Worst Jokes Ever

Worst Jokes Ever

You have been accused of stealing toilet rolls. How do you plead?

Guilty or not guilty?

A few days ago, I phoned up the spiritual leader of Tibet, and he sent me a large goat with a long neck. Turns out I phoned Dial-a-Llama.

I find it difficult to count to ten in French: un, deux, trois, quatre, cinq, six, sept.

I can't say the next one because I have a "huit" allergy.

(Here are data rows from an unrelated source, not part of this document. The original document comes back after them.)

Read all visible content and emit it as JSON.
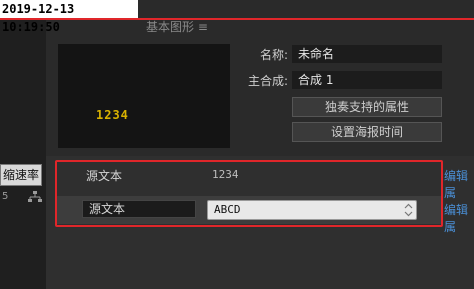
{
  "timestamp": "2019-12-13 10:19:50",
  "panel": {
    "heading": "基本图形 ≡"
  },
  "preview": {
    "text": "1234"
  },
  "properties": {
    "name_label": "名称:",
    "name_value": "未命名",
    "master_label": "主合成:",
    "master_value": "合成 1",
    "solo_button": "独奏支持的属性",
    "poster_button": "设置海报时间"
  },
  "left_panel": {
    "button_label": "缩速率",
    "value": "5"
  },
  "rows": [
    {
      "label": "源文本",
      "value": "1234",
      "edit": "编辑属"
    },
    {
      "label": "源文本",
      "value": "ABCD",
      "edit": "编辑属"
    }
  ],
  "colors": {
    "highlight": "#e0262a",
    "link": "#4a8fd6",
    "preview_text": "#d9b200"
  }
}
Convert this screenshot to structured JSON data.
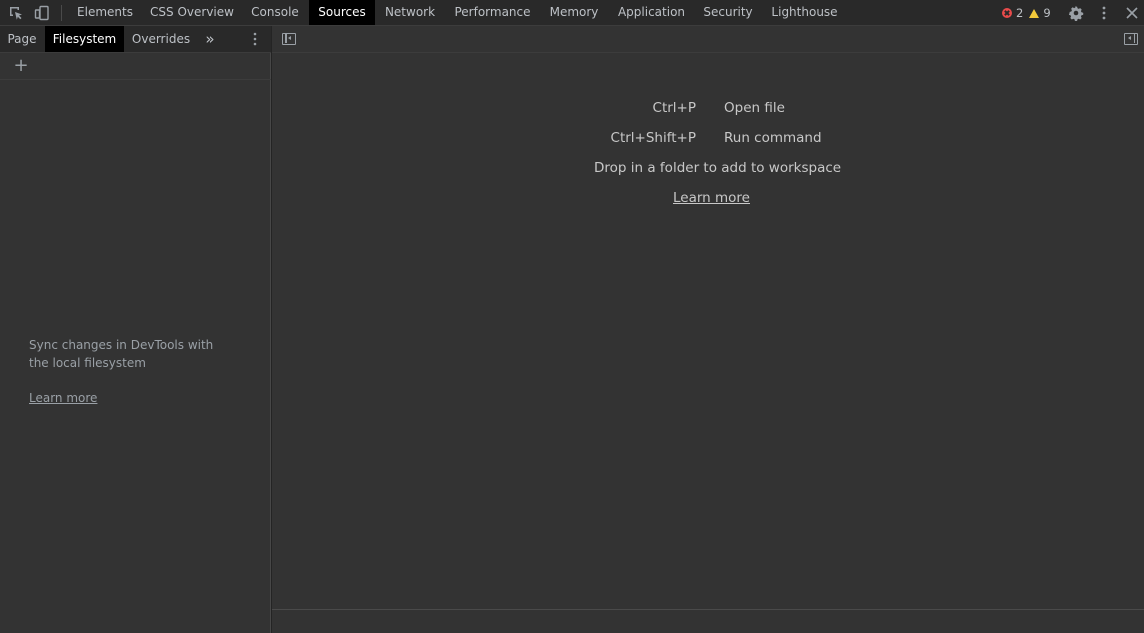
{
  "main_tabs": [
    {
      "label": "Elements"
    },
    {
      "label": "CSS Overview"
    },
    {
      "label": "Console"
    },
    {
      "label": "Sources"
    },
    {
      "label": "Network"
    },
    {
      "label": "Performance"
    },
    {
      "label": "Memory"
    },
    {
      "label": "Application"
    },
    {
      "label": "Security"
    },
    {
      "label": "Lighthouse"
    }
  ],
  "active_main_tab": "Sources",
  "counters": {
    "errors": "2",
    "warnings": "9"
  },
  "navigator": {
    "tabs": [
      {
        "label": "Page"
      },
      {
        "label": "Filesystem"
      },
      {
        "label": "Overrides"
      }
    ],
    "active_tab": "Filesystem",
    "more_label": "»",
    "add_label": "+",
    "empty_message": "Sync changes in DevTools with the local filesystem",
    "learn_more": "Learn more"
  },
  "editor": {
    "shortcuts": [
      {
        "keys": "Ctrl+P",
        "action": "Open file"
      },
      {
        "keys": "Ctrl+Shift+P",
        "action": "Run command"
      }
    ],
    "drop_text": "Drop in a folder to add to workspace",
    "learn_more": "Learn more"
  },
  "colors": {
    "active_tab_bg": "#000000",
    "panel_bg": "#333333",
    "toolbar_bg": "#292929",
    "error": "#e94b4b",
    "warning": "#f2c93b"
  },
  "icons": [
    "inspect-element-icon",
    "device-toolbar-icon",
    "error-icon",
    "warning-icon",
    "settings-gear-icon",
    "kebab-menu-icon",
    "close-icon",
    "toggle-navigator-icon",
    "toggle-debugger-icon",
    "add-folder-icon",
    "more-tabs-icon"
  ]
}
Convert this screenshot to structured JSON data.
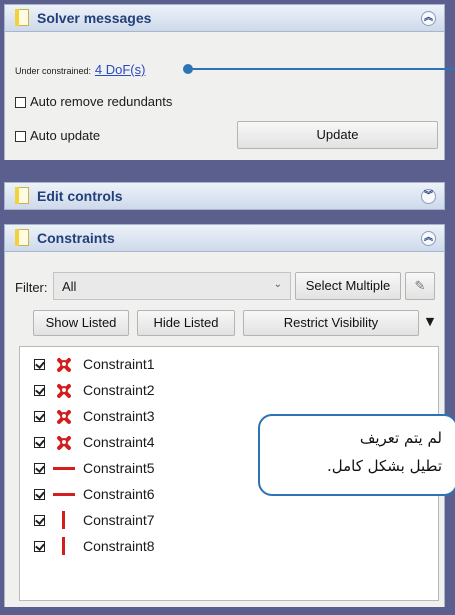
{
  "solver": {
    "title": "Solver messages",
    "status_label": "Under constrained:",
    "status_link": "4 DoF(s)",
    "auto_remove": "Auto remove redundants",
    "auto_update": "Auto update",
    "update_button": "Update"
  },
  "edit_controls": {
    "title": "Edit controls"
  },
  "constraints": {
    "title": "Constraints",
    "filter_label": "Filter:",
    "filter_value": "All",
    "select_multiple": "Select Multiple",
    "show_listed": "Show Listed",
    "hide_listed": "Hide Listed",
    "restrict_visibility": "Restrict Visibility",
    "items": [
      {
        "label": "Constraint1",
        "icon": "coincident-x-icon"
      },
      {
        "label": "Constraint2",
        "icon": "coincident-x-icon"
      },
      {
        "label": "Constraint3",
        "icon": "coincident-x-icon"
      },
      {
        "label": "Constraint4",
        "icon": "coincident-x-icon"
      },
      {
        "label": "Constraint5",
        "icon": "horizontal-icon"
      },
      {
        "label": "Constraint6",
        "icon": "horizontal-icon"
      },
      {
        "label": "Constraint7",
        "icon": "vertical-icon"
      },
      {
        "label": "Constraint8",
        "icon": "vertical-icon"
      }
    ]
  },
  "callout": {
    "line1": "لم يتم تعريف",
    "line2": "تطيل بشكل كامل."
  },
  "colors": {
    "accent": "#2c74b6",
    "header_text": "#23407a",
    "constraint_red": "#d21e1e"
  }
}
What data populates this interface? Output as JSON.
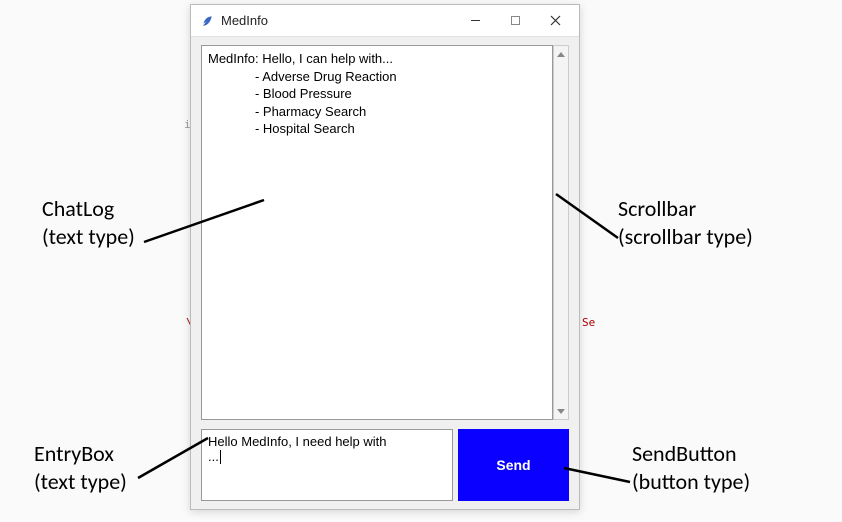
{
  "titlebar": {
    "title": "MedInfo"
  },
  "chatlog": {
    "prefix": "MedInfo: ",
    "intro": "Hello, I can help with...",
    "indent": "             ",
    "items": [
      "- Adverse Drug Reaction",
      "- Blood Pressure",
      "- Pharmacy Search",
      "- Hospital Search"
    ]
  },
  "entry": {
    "line1": "Hello MedInfo, I need help with",
    "line2": "..."
  },
  "send": {
    "label": "Send"
  },
  "annotations": {
    "chatlog_label": "ChatLog",
    "chatlog_sub": "(text type)",
    "entry_label": "EntryBox",
    "entry_sub": "(text type)",
    "scrollbar_label": "Scrollbar",
    "scrollbar_sub": "(scrollbar type)",
    "send_label": "SendButton",
    "send_sub": "(button type)"
  }
}
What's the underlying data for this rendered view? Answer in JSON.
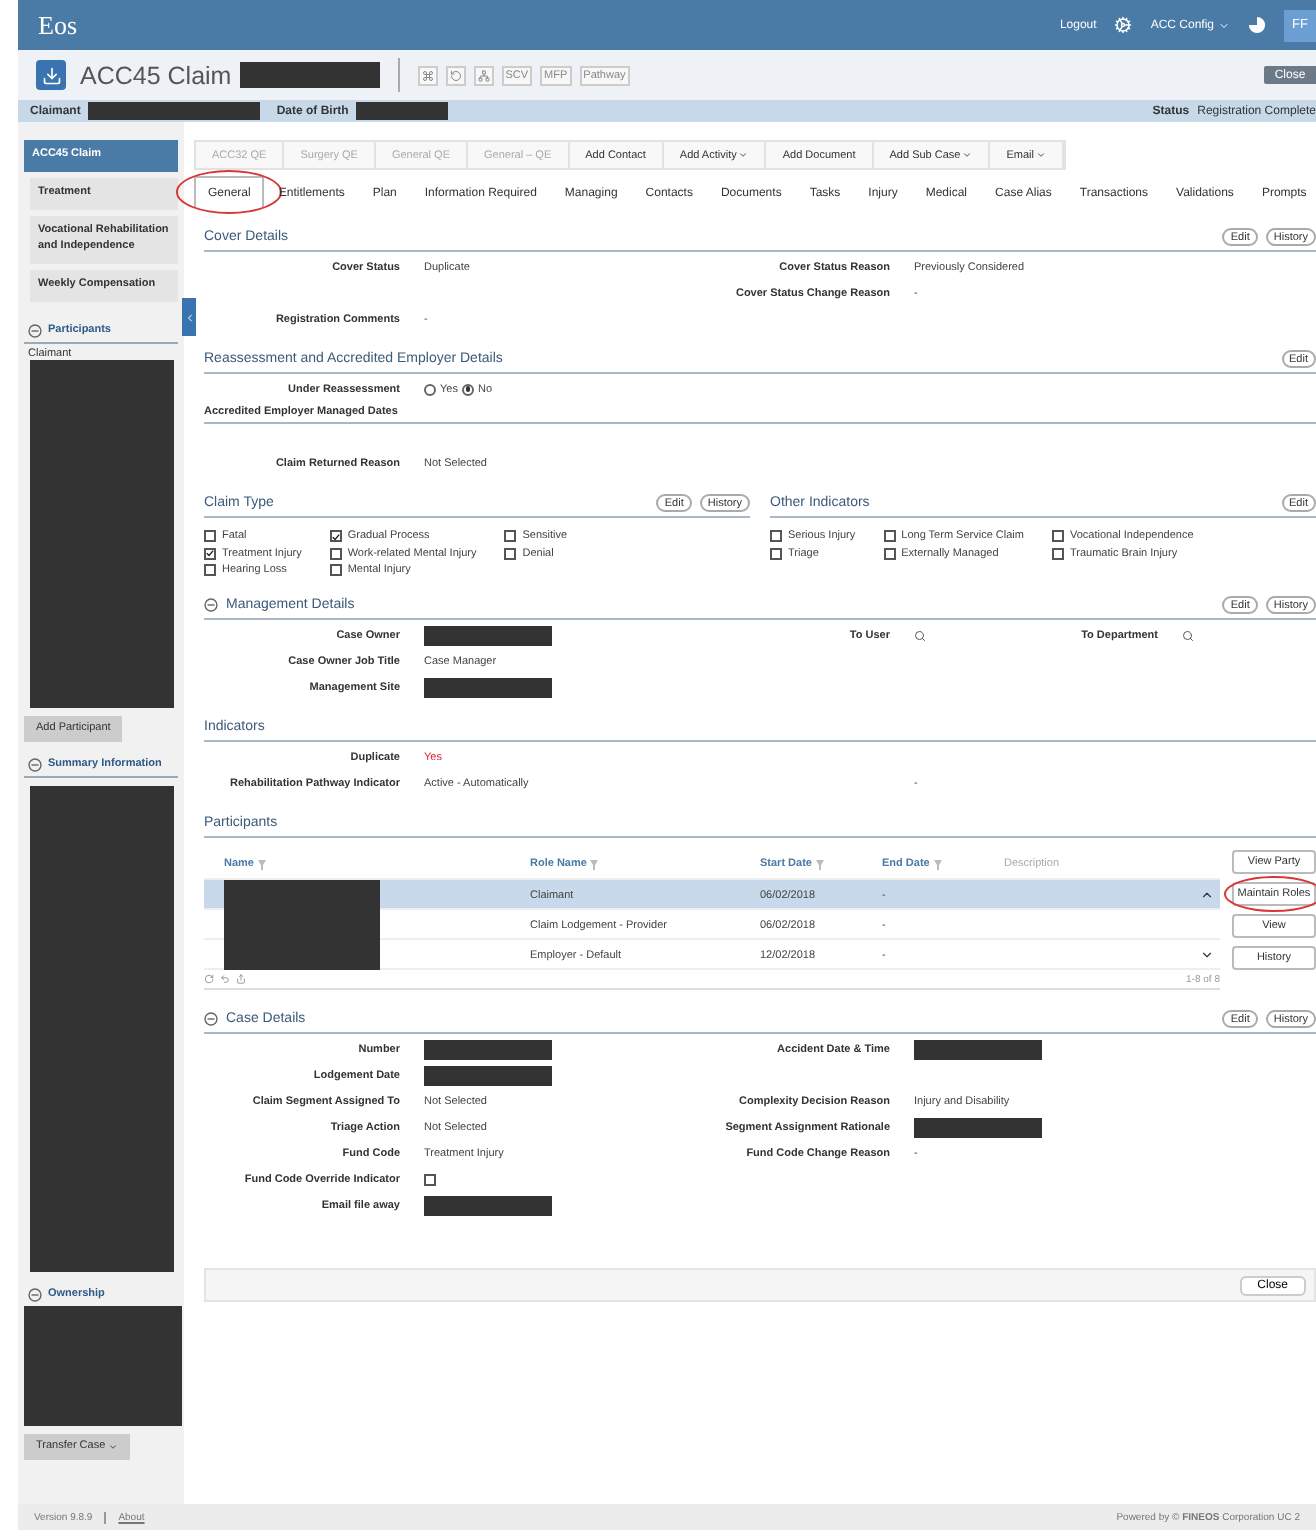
{
  "header": {
    "logo": "Eos",
    "logout": "Logout",
    "config_menu": "ACC Config",
    "avatar": "FF"
  },
  "title_bar": {
    "title": "ACC45 Claim",
    "tools": [
      "SCV",
      "MFP",
      "Pathway"
    ],
    "close": "Close"
  },
  "info_bar": {
    "claimant_label": "Claimant",
    "dob_label": "Date of Birth",
    "status_label": "Status",
    "status": "Registration Complete"
  },
  "sidebar": {
    "nav": [
      {
        "label": "ACC45 Claim",
        "selected": true
      },
      {
        "label": "Treatment",
        "selected": false
      },
      {
        "label": "Vocational Rehabilitation and Independence",
        "selected": false
      },
      {
        "label": "Weekly Compensation",
        "selected": false
      }
    ],
    "participants": {
      "title": "Participants",
      "expanded": true,
      "item": "Claimant",
      "button": "Add Participant"
    },
    "summary": {
      "title": "Summary Information",
      "expanded": true
    },
    "ownership": {
      "title": "Ownership",
      "expanded": true,
      "button": "Transfer Case"
    }
  },
  "actions": [
    {
      "label": "ACC32 QE",
      "disabled": true,
      "menu": false
    },
    {
      "label": "Surgery QE",
      "disabled": true,
      "menu": false
    },
    {
      "label": "General QE",
      "disabled": true,
      "menu": false
    },
    {
      "label": "General – QE",
      "disabled": true,
      "menu": false
    },
    {
      "label": "Add Contact",
      "disabled": false,
      "menu": false
    },
    {
      "label": "Add Activity",
      "disabled": false,
      "menu": true
    },
    {
      "label": "Add Document",
      "disabled": false,
      "menu": false
    },
    {
      "label": "Add Sub Case",
      "disabled": false,
      "menu": true
    },
    {
      "label": "Email",
      "disabled": false,
      "menu": true
    }
  ],
  "tabs": [
    {
      "label": "General",
      "selected": true,
      "circled": true
    },
    {
      "label": "Entitlements",
      "selected": false,
      "circled": false
    },
    {
      "label": "Plan",
      "selected": false,
      "circled": false
    },
    {
      "label": "Information Required",
      "selected": false,
      "circled": false
    },
    {
      "label": "Managing",
      "selected": false,
      "circled": false
    },
    {
      "label": "Contacts",
      "selected": false,
      "circled": false
    },
    {
      "label": "Documents",
      "selected": false,
      "circled": false
    },
    {
      "label": "Tasks",
      "selected": false,
      "circled": false
    },
    {
      "label": "Injury",
      "selected": false,
      "circled": false
    },
    {
      "label": "Medical",
      "selected": false,
      "circled": false
    },
    {
      "label": "Case Alias",
      "selected": false,
      "circled": false
    },
    {
      "label": "Transactions",
      "selected": false,
      "circled": false
    },
    {
      "label": "Validations",
      "selected": false,
      "circled": false
    },
    {
      "label": "Prompts",
      "selected": false,
      "circled": false
    }
  ],
  "sections": [
    {
      "kind": "fields",
      "title": "Cover Details",
      "buttons": [
        "Edit",
        "History"
      ],
      "rows": [
        {
          "left": {
            "label": "Cover Status",
            "value": "Duplicate",
            "kind": "text"
          },
          "right": {
            "label": "Cover Status Reason",
            "value": "Previously Considered",
            "kind": "text"
          }
        },
        {
          "right": {
            "label": "Cover Status Change Reason",
            "value": "-",
            "kind": "text"
          }
        },
        {
          "left": {
            "label": "Registration Comments",
            "value": "-",
            "kind": "text"
          }
        }
      ]
    },
    {
      "kind": "fields",
      "title": "Reassessment and Accredited Employer Details",
      "buttons": [
        "Edit"
      ],
      "rows": [
        {
          "left": {
            "label": "Under Reassessment",
            "kind": "radio",
            "options": [
              {
                "label": "Yes",
                "selected": false
              },
              {
                "label": "No",
                "selected": true
              }
            ]
          }
        },
        {
          "subheading": "Accredited Employer Managed Dates"
        },
        {
          "left": {
            "label": "Claim Returned Reason",
            "value": "Not Selected",
            "kind": "text"
          }
        }
      ]
    },
    {
      "kind": "checkbox_panels",
      "panels": [
        {
          "title": "Claim Type",
          "buttons": [
            "Edit",
            "History"
          ],
          "columns": [
            [
              {
                "label": "Fatal",
                "checked": false
              },
              {
                "label": "Treatment Injury",
                "checked": true
              },
              {
                "label": "Hearing Loss",
                "checked": false
              }
            ],
            [
              {
                "label": "Gradual Process",
                "checked": true
              },
              {
                "label": "Work-related Mental Injury",
                "checked": false
              },
              {
                "label": "Mental Injury",
                "checked": false
              }
            ],
            [
              {
                "label": "Sensitive",
                "checked": false
              },
              {
                "label": "Denial",
                "checked": false
              }
            ]
          ]
        },
        {
          "title": "Other Indicators",
          "buttons": [
            "Edit"
          ],
          "columns": [
            [
              {
                "label": "Serious Injury",
                "checked": false
              },
              {
                "label": "Triage",
                "checked": false
              }
            ],
            [
              {
                "label": "Long Term Service Claim",
                "checked": false
              },
              {
                "label": "Externally Managed",
                "checked": false
              }
            ],
            [
              {
                "label": "Vocational Independence",
                "checked": false
              },
              {
                "label": "Traumatic Brain Injury",
                "checked": false
              }
            ]
          ]
        }
      ]
    },
    {
      "kind": "fields",
      "title": "Management Details",
      "expanded": true,
      "buttons": [
        "Edit",
        "History"
      ],
      "rows": [
        {
          "left": {
            "label": "Case Owner",
            "kind": "redacted"
          },
          "right": {
            "label": "To User",
            "kind": "search"
          },
          "far": {
            "label": "To Department",
            "kind": "search"
          }
        },
        {
          "left": {
            "label": "Case Owner Job Title",
            "value": "Case Manager",
            "kind": "text"
          }
        },
        {
          "left": {
            "label": "Management Site",
            "kind": "redacted"
          }
        }
      ]
    },
    {
      "kind": "fields",
      "title": "Indicators",
      "rows": [
        {
          "left": {
            "label": "Duplicate",
            "value": "Yes",
            "kind": "alert"
          }
        },
        {
          "left": {
            "label": "Rehabilitation Pathway Indicator",
            "value": "Active - Automatically",
            "kind": "text"
          },
          "right": {
            "value": "-",
            "kind": "text"
          }
        }
      ]
    },
    {
      "kind": "table",
      "title": "Participants",
      "columns": [
        {
          "label": "Name",
          "filter": true
        },
        {
          "label": "Role Name",
          "filter": true
        },
        {
          "label": "Start Date",
          "filter": true
        },
        {
          "label": "End Date",
          "filter": true
        },
        {
          "label": "Description",
          "filter": false
        }
      ],
      "rows": [
        {
          "role": "Claimant",
          "start": "06/02/2018",
          "end": "-",
          "selected": true
        },
        {
          "role": "Claim Lodgement - Provider",
          "start": "06/02/2018",
          "end": "-",
          "selected": false
        },
        {
          "role": "Employer - Default",
          "start": "12/02/2018",
          "end": "-",
          "selected": false
        }
      ],
      "pager": "1-8 of 8",
      "side_buttons": [
        {
          "label": "View Party",
          "circled": false
        },
        {
          "label": "Maintain Roles",
          "circled": true
        },
        {
          "label": "View",
          "circled": false
        },
        {
          "label": "History",
          "circled": false
        }
      ]
    },
    {
      "kind": "fields",
      "title": "Case Details",
      "expanded": true,
      "buttons": [
        "Edit",
        "History"
      ],
      "rows": [
        {
          "left": {
            "label": "Number",
            "kind": "redacted"
          },
          "right": {
            "label": "Accident Date & Time",
            "kind": "redacted"
          }
        },
        {
          "left": {
            "label": "Lodgement Date",
            "kind": "redacted"
          }
        },
        {
          "left": {
            "label": "Claim Segment Assigned To",
            "value": "Not Selected",
            "kind": "text"
          },
          "right": {
            "label": "Complexity Decision Reason",
            "value": "Injury and Disability",
            "kind": "text"
          }
        },
        {
          "left": {
            "label": "Triage Action",
            "value": "Not Selected",
            "kind": "text"
          },
          "right": {
            "label": "Segment Assignment Rationale",
            "kind": "redacted"
          }
        },
        {
          "left": {
            "label": "Fund Code",
            "value": "Treatment Injury",
            "kind": "text"
          },
          "right": {
            "label": "Fund Code Change Reason",
            "value": "-",
            "kind": "text"
          }
        },
        {
          "left": {
            "label": "Fund Code Override Indicator",
            "kind": "checkbox",
            "checked": false
          }
        },
        {
          "left": {
            "label": "Email file away",
            "kind": "redacted"
          }
        }
      ]
    }
  ],
  "bottom_bar": {
    "close": "Close"
  },
  "footer": {
    "version": "Version 9.8.9",
    "about": "About",
    "powered": "Powered by © **FINEOS** Corporation UC 2"
  }
}
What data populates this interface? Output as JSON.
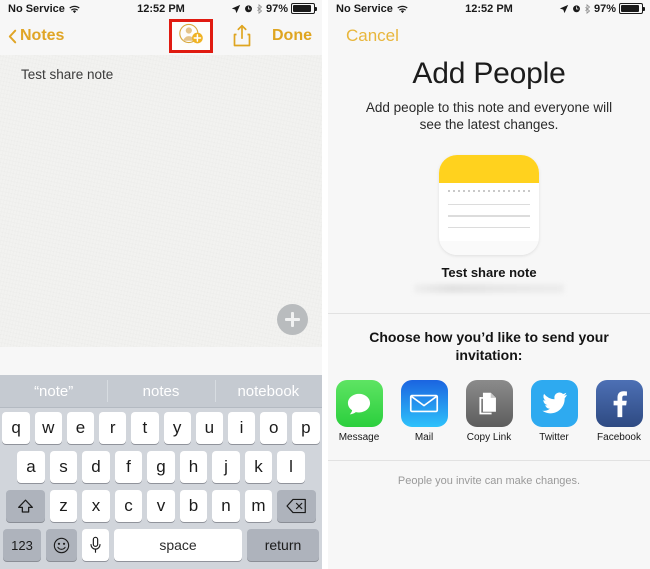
{
  "status_bar": {
    "carrier": "No Service",
    "wifi_icon": "wifi-icon",
    "time": "12:52 PM",
    "location_icon": "location-arrow-icon",
    "alarm_icon": "alarm-clock-icon",
    "bluetooth_icon": "bluetooth-icon",
    "battery_percent": "97%",
    "battery_icon": "battery-icon"
  },
  "colors": {
    "accent_gold": "#dfa520",
    "cancel_gold": "#e8b63c",
    "highlight_red": "#e01b11",
    "note_yellow": "#ffd21e",
    "message_green": "#4cd964",
    "mail_blue": "#1d9bf5",
    "copy_gray": "#6e6e6e",
    "twitter_blue": "#2eaaf0",
    "facebook_blue": "#3b5998"
  },
  "left_panel": {
    "nav": {
      "back_label": "Notes",
      "back_chevron_icon": "chevron-left-icon",
      "add_person_icon": "add-person-icon",
      "share_icon": "share-upload-icon",
      "done_label": "Done"
    },
    "note": {
      "text": "Test share note",
      "add_attachment_icon": "plus-circle-icon"
    },
    "keyboard": {
      "suggestions": [
        "“note”",
        "notes",
        "notebook"
      ],
      "row1": [
        "q",
        "w",
        "e",
        "r",
        "t",
        "y",
        "u",
        "i",
        "o",
        "p"
      ],
      "row2": [
        "a",
        "s",
        "d",
        "f",
        "g",
        "h",
        "j",
        "k",
        "l"
      ],
      "row3": [
        "z",
        "x",
        "c",
        "v",
        "b",
        "n",
        "m"
      ],
      "shift_icon": "shift-arrow-icon",
      "backspace_icon": "backspace-icon",
      "numbers_label": "123",
      "emoji_icon": "smiley-face-icon",
      "mic_icon": "microphone-icon",
      "space_label": "space",
      "return_label": "return"
    }
  },
  "right_panel": {
    "nav": {
      "cancel_label": "Cancel"
    },
    "title": "Add People",
    "subtitle": "Add people to this note and everyone will see the latest changes.",
    "note_card": {
      "icon_name": "notes-app-icon",
      "title": "Test share note",
      "preview_redacted": true
    },
    "choose_text": "Choose how you’d like to send your invitation:",
    "share_targets": [
      {
        "label": "Message",
        "icon": "message-bubble-icon"
      },
      {
        "label": "Mail",
        "icon": "envelope-icon"
      },
      {
        "label": "Copy Link",
        "icon": "copy-pages-icon"
      },
      {
        "label": "Twitter",
        "icon": "twitter-bird-icon"
      },
      {
        "label": "Facebook",
        "icon": "facebook-f-icon"
      }
    ],
    "footnote": "People you invite can make changes."
  }
}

It's tricky when you're both a moth and a sea captain in charge of a ship, but up ahead, you see a lighthouse.

I was at a concert in the front row, and I shouted something to the band's guitarist. He took it the wrong way and responded: "I'm going to go down there and hit you with my guitar!"

And I replied: "Is that a death fret?"

A Chelsea fan called Timo Werner on his phone to encourage him during his bad form. Timo Werner still missed all the calls.

What happens when you hear about Mary Brittain beating a Thomas?

You cook spaghetti with his blood!

Bf: Babe, do you love me?

Gf: Of course, why do you ask?

Bf: I heard that your mom passed away, and I went to pick some roses for you to try to cheer you up, and then I remembered why I went to the garden.

Why do you let your dads sleep so they don't get grumpy and eat your dinner?